On Monday I asked "Aren't there any Muslims out there who are just a teeny bit embarrassed by these tantrums?". The answer, happily, is yes:
As the noise over the film died down, the furore also provoked deeper reflection about the issues of blasphemy, and of legal and cultural differences between Muslim countries and the West. The tenor of this more thoughtful response, in newspaper and internet commentary, has been sharply self-critical. “We Are All Khaled Said”, an Egyptian Facebook page with 2.4m followers that was instrumental in rallying last year’s revolution, posted a list of 12 truths regarding the allegedly blasphemous footage, such as the fact that before the protests erupted barely 500 people had watched it, a number that apparently rose to 30m a week later.

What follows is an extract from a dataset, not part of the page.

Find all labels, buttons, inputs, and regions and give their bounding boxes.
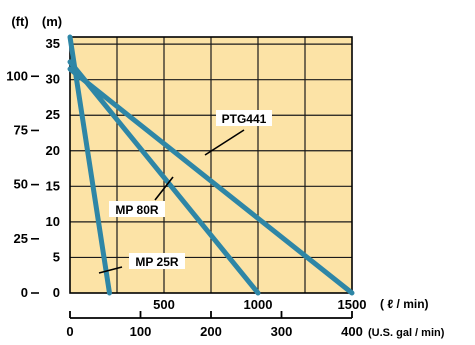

Writing in the London-based daily, al-Quds al-Arabi, Elias Khoury, a Lebanese novelist, was less circumspect. The “film”, he said, was in fact just a trailer. It is “us”, the Arabs, who are the spectacle. Mr Khoury ended by quoting al-Mutanabbi, a medieval poet who ridiculed religious excess with a gibe against men of his time who, in supposed imitation of the prophet, sported full beards with bare upper lips: “Is it the point of faith to shave your moustaches/ O people whose ignorance is the laughing stock of nations?”
Well worth a read.
Came here by accident and found it very interesting.